You see it isn't about simply going to the gym or going for a run, it is what you do while you train. Many of us don't have the information on how to train properly, this is not their fault if they have not been shown. So in this week's post I would like to share with you 5 ways to boost your workouts, turning some of your gym sessions from a walk in the park to a relentless physical and psychological battle.

1] Do not be boring in the warm up - Try and avoid a simple 5-10 minutes on a cardiovascular machine followed by some lacklustre stretching. Use the cardio machines to really boost your heart rate and ready yourself for some physical activity. Do some mobility exercises and some dynamic stretching. Mimic the movements you will be doing in the session with your stretches. Also try 1 or 2 warm up sets using lighter weights to fine tune your system and get the muscles prepared for the movements.

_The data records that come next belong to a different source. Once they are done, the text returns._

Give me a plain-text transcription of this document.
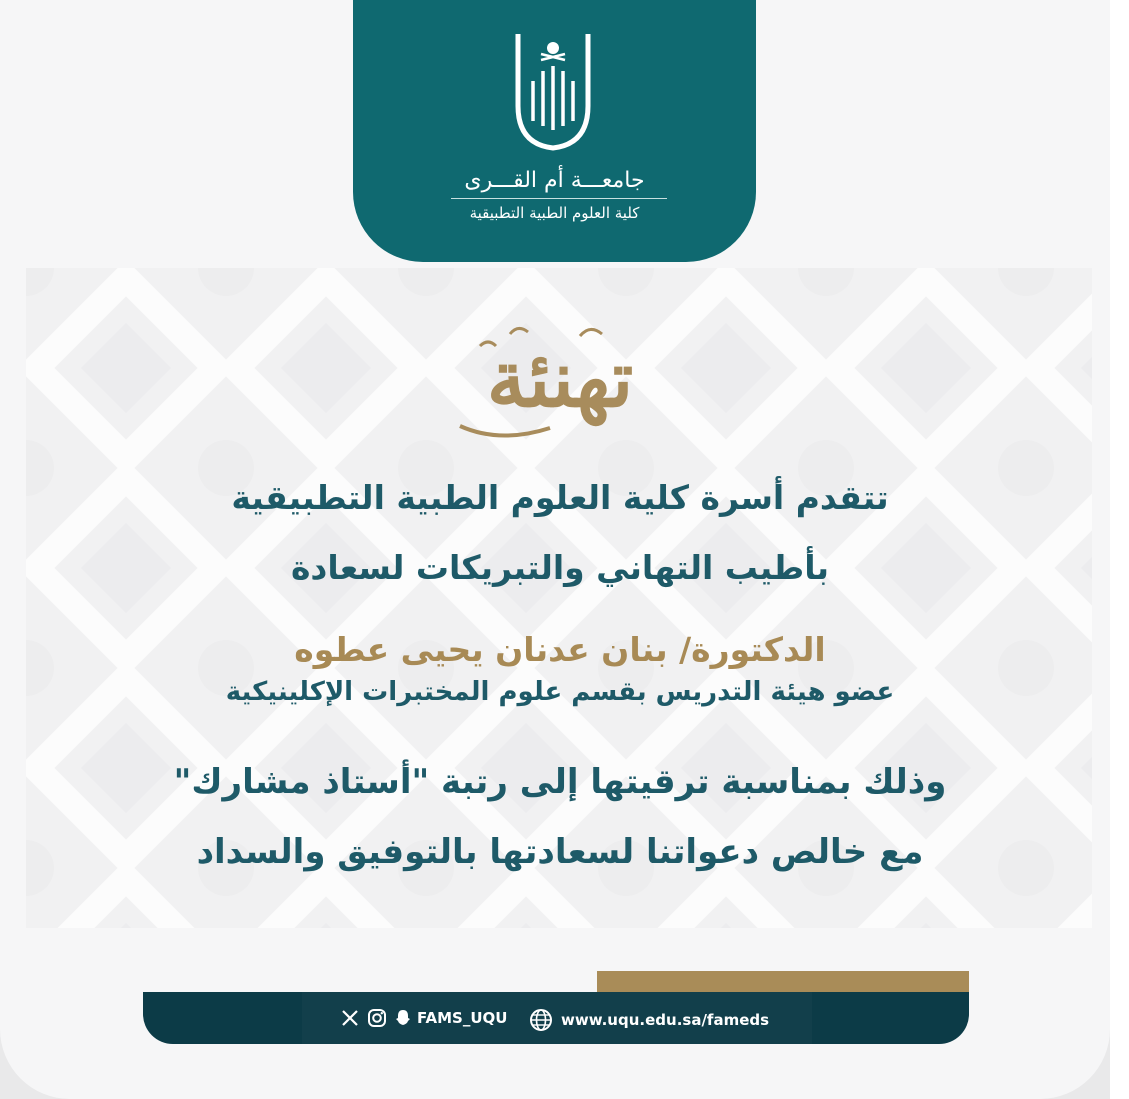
جامعـــة أم القـــرى
كلية العلوم الطبية التطبيقية
تهنئة
تتقدم أسرة كلية العلوم الطبية التطبيقية
بأطيب التهاني والتبريكات لسعادة
الدكتورة/ بنان عدنان يحيى عطوه
عضو هيئة التدريس بقسم علوم المختبرات الإكلينيكية
وذلك بمناسبة ترقيتها إلى رتبة "أستاذ مشارك"
مع خالص دعواتنا لسعادتها بالتوفيق والسداد
FAMS_UQU	www.uqu.edu.sa/fameds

2] Take a day off - It may seem strange that one tip in 'ways to power up your workout ' is to take a day off, but it's important. As you train you put your muscles through a bit of a extreme time, they pick up tears which need to be repaired. Rest and good nutrition ( protein ) helps to recover the muscles the most efficiently and enable them to return stronger. This is how we improve, we test our muscles to the limit, permit the muscles time to recover, then we go again.

If we do not permit our muscles enough time to recover then we are not coaching to our actual potential and we increase our prospect of picking up an injury. Folks combat this by coaching different muscle groups on separate days. If you don't want to rest just go out for a pleasant walk / jog / cycle or go for a swim.

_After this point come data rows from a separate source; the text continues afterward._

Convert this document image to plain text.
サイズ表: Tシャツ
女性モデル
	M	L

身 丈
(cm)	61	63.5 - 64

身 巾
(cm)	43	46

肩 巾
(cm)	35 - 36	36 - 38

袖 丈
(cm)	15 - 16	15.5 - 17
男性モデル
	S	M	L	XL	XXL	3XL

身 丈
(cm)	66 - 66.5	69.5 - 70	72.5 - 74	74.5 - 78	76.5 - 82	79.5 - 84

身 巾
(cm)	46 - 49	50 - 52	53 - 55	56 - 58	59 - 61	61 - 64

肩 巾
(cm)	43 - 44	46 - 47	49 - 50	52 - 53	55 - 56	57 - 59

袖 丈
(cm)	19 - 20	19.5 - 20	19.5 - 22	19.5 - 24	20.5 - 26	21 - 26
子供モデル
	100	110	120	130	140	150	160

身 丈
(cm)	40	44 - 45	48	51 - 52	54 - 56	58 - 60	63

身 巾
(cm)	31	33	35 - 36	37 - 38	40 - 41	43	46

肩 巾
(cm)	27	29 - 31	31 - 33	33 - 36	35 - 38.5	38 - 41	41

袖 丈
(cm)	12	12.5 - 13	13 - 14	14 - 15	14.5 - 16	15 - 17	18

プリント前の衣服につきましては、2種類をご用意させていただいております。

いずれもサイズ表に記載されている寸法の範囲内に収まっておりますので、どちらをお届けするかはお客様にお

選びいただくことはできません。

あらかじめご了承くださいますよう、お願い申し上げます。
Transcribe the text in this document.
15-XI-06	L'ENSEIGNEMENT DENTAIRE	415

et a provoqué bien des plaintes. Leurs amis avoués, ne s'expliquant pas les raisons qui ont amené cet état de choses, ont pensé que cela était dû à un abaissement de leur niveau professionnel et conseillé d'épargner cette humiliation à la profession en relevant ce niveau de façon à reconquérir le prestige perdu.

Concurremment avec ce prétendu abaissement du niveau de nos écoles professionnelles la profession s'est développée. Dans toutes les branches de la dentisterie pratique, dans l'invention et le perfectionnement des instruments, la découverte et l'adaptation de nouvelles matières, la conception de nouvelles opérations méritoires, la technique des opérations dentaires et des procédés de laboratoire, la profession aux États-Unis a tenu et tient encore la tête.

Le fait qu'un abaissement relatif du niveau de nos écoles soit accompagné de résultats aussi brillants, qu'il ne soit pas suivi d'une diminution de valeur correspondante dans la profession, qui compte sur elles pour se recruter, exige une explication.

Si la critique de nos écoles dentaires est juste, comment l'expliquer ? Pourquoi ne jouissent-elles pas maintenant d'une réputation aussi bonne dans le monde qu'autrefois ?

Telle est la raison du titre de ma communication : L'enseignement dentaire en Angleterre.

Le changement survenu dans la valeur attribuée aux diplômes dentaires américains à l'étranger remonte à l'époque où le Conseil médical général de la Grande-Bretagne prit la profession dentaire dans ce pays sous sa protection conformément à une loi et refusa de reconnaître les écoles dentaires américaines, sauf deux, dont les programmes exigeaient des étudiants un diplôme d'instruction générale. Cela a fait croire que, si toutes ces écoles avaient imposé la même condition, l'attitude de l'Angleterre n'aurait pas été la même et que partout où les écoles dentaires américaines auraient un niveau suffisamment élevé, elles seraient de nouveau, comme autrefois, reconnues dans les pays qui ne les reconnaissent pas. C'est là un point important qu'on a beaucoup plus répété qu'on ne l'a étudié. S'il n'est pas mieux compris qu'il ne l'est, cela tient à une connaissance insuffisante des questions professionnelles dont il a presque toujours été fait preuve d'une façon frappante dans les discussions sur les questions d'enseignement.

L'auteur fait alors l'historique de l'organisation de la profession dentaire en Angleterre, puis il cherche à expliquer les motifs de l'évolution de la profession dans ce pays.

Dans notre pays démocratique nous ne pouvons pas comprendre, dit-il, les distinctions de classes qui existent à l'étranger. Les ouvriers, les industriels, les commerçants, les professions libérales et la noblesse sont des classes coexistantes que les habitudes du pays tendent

3] Progression - Do you do the same workout all of the time? It's important in order to improve and to keep a healthy interest in exercise that things are mixed up a bit. When bench pressing sixty kilos ten times begins to get straightforward it isn't the time to pat yourself on the back, it's time to up it to sixty two / 64 / 65kg and try again. It actually is all about progression , your muscles need to consistently be adapting to new things and then pushed again. This is how we build and get better.

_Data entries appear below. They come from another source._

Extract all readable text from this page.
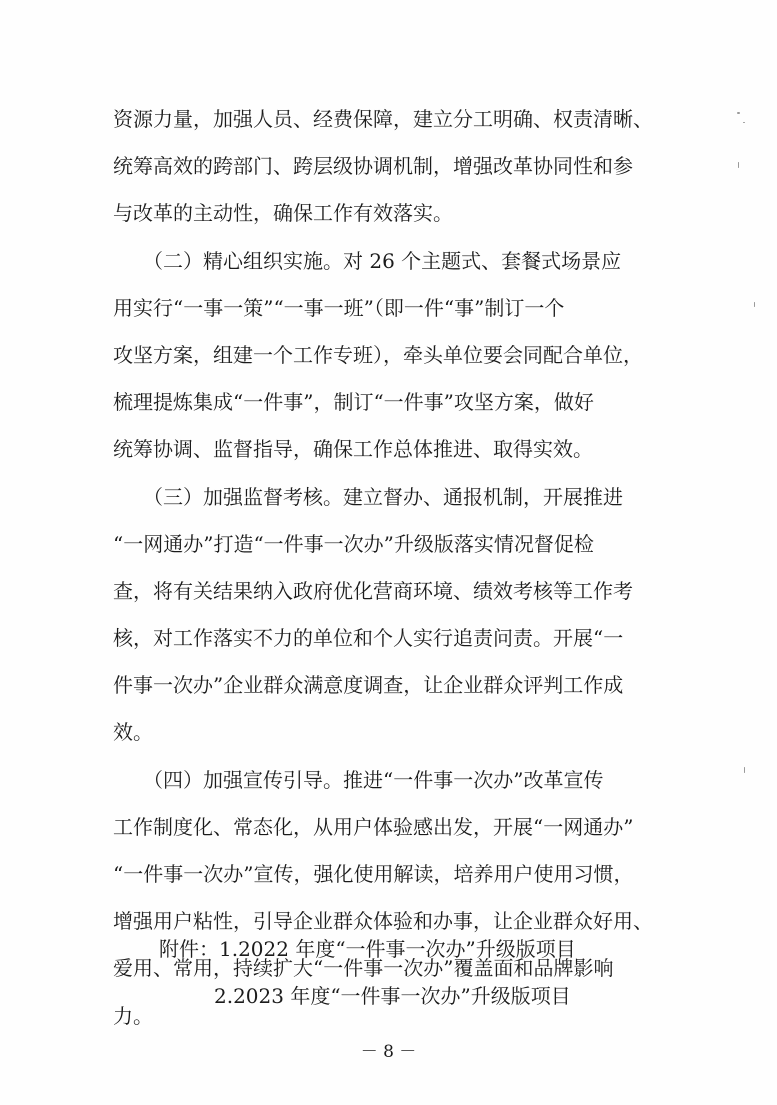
资源力量，加强人员、经费保障，建立分工明确、权责清晰、
统筹高效的跨部门、跨层级协调机制，增强改革协同性和参
与改革的主动性，确保工作有效落实。
　　（二）精心组织实施。对 26 个主题式、套餐式场景应
用实行“一事一策”“一事一班”（即一件“事”制订一个
攻坚方案，组建一个工作专班），牵头单位要会同配合单位，
梳理提炼集成“一件事”，制订“一件事”攻坚方案，做好
统筹协调、监督指导，确保工作总体推进、取得实效。
　　（三）加强监督考核。建立督办、通报机制，开展推进
“一网通办”打造“一件事一次办”升级版落实情况督促检
查，将有关结果纳入政府优化营商环境、绩效考核等工作考
核，对工作落实不力的单位和个人实行追责问责。开展“一
件事一次办”企业群众满意度调查，让企业群众评判工作成
效。
　　（四）加强宣传引导。推进“一件事一次办”改革宣传
工作制度化、常态化，从用户体验感出发，开展“一网通办”
“一件事一次办”宣传，强化使用解读，培养用户使用习惯，
增强用户粘性，引导企业群众体验和办事，让企业群众好用、
爱用、常用，持续扩大“一件事一次办”覆盖面和品牌影响
力。
附件：1.2022 年度“一件事一次办”升级版项目
2.2023 年度“一件事一次办”升级版项目
－ 8 －
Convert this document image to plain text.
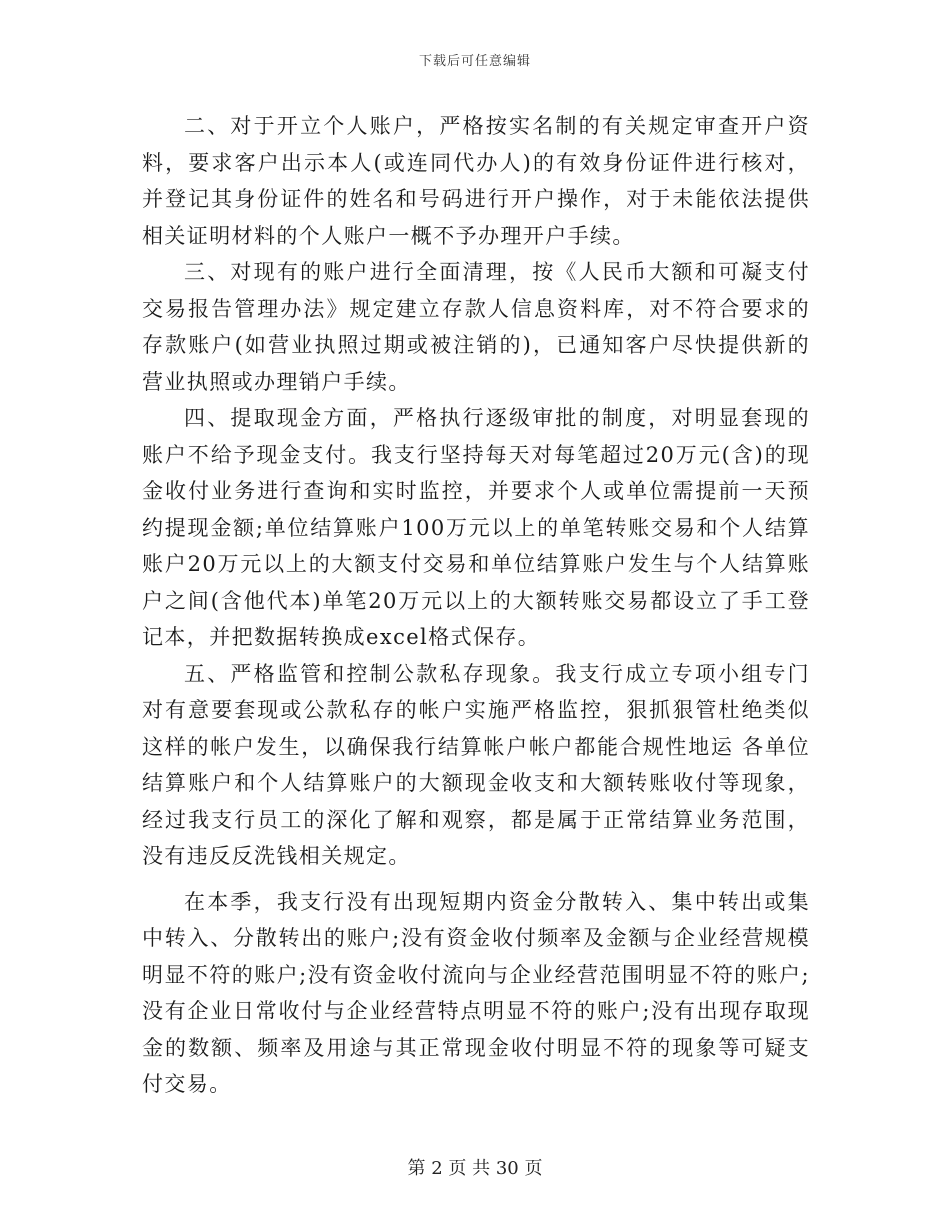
下载后可任意编辑

二、对于开立个人账户，严格按实名制的有关规定审查开户资料，要求客户出示本人(或连同代办人)的有效身份证件进行核对，并登记其身份证件的姓名和号码进行开户操作，对于未能依法提供相关证明材料的个人账户一概不予办理开户手续。

三、对现有的账户进行全面清理，按《人民币大额和可凝支付交易报告管理办法》规定建立存款人信息资料库，对不符合要求的存款账户(如营业执照过期或被注销的)，已通知客户尽快提供新的营业执照或办理销户手续。

四、提取现金方面，严格执行逐级审批的制度，对明显套现的账户不给予现金支付。我支行坚持每天对每笔超过20万元(含)的现金收付业务进行查询和实时监控，并要求个人或单位需提前一天预约提现金额;单位结算账户100万元以上的单笔转账交易和个人结算账户20万元以上的大额支付交易和单位结算账户发生与个人结算账户之间(含他代本)单笔20万元以上的大额转账交易都设立了手工登记本，并把数据转换成excel格式保存。

五、严格监管和控制公款私存现象。我支行成立专项小组专门对有意要套现或公款私存的帐户实施严格监控，狠抓狠管杜绝类似这样的帐户发生，以确保我行结算帐户帐户都能合规性地运 各单位结算账户和个人结算账户的大额现金收支和大额转账收付等现象，经过我支行员工的深化了解和观察，都是属于正常结算业务范围，没有违反反洗钱相关规定。

在本季，我支行没有出现短期内资金分散转入、集中转出或集中转入、分散转出的账户;没有资金收付频率及金额与企业经营规模明显不符的账户;没有资金收付流向与企业经营范围明显不符的账户;没有企业日常收付与企业经营特点明显不符的账户;没有出现存取现金的数额、频率及用途与其正常现金收付明显不符的现象等可疑支付交易。

第 2 页 共 30 页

4] Go Intense - By adding some strong intensity interval training ( HIIT ) to your exercise routines you can truly increase your cardiovascular fitness. Varying high speeds with low speeds over a short time period will really test your fitness level and help to lift your VO2 max. This also means that you can get a full cardiovascular workout in 1/2 the time of your regular same paced run / cycle, and push yourself even more.

5] Go for massive movements - Machines in gyms are excellent for isolating muscle collections and give a great start to beginners studying how to use weights. When you want to actually test yourself then free weights will be better. Free weights training incorporate many various muscles into the exercise by driving them to work unflaggingly to stabilize the muscles round the joint to hold the weight up.

The best kinds of exercise are the ones which work the most muscles. If you compare a concentration bicep curl with a clean which one do you really think will involve more muscles? Yes manifestly the clean, it has several phases and will work your lower body and shoulders and chest.

If you haven't got weights then exercises such as burpees or certain adaptations of press ups are good exercising concerning the big muscles. These exercises will make you tired a lot more than your isolation exercises so it can be best to do them early on in your session while your muscles are fresh. [AJSCRB].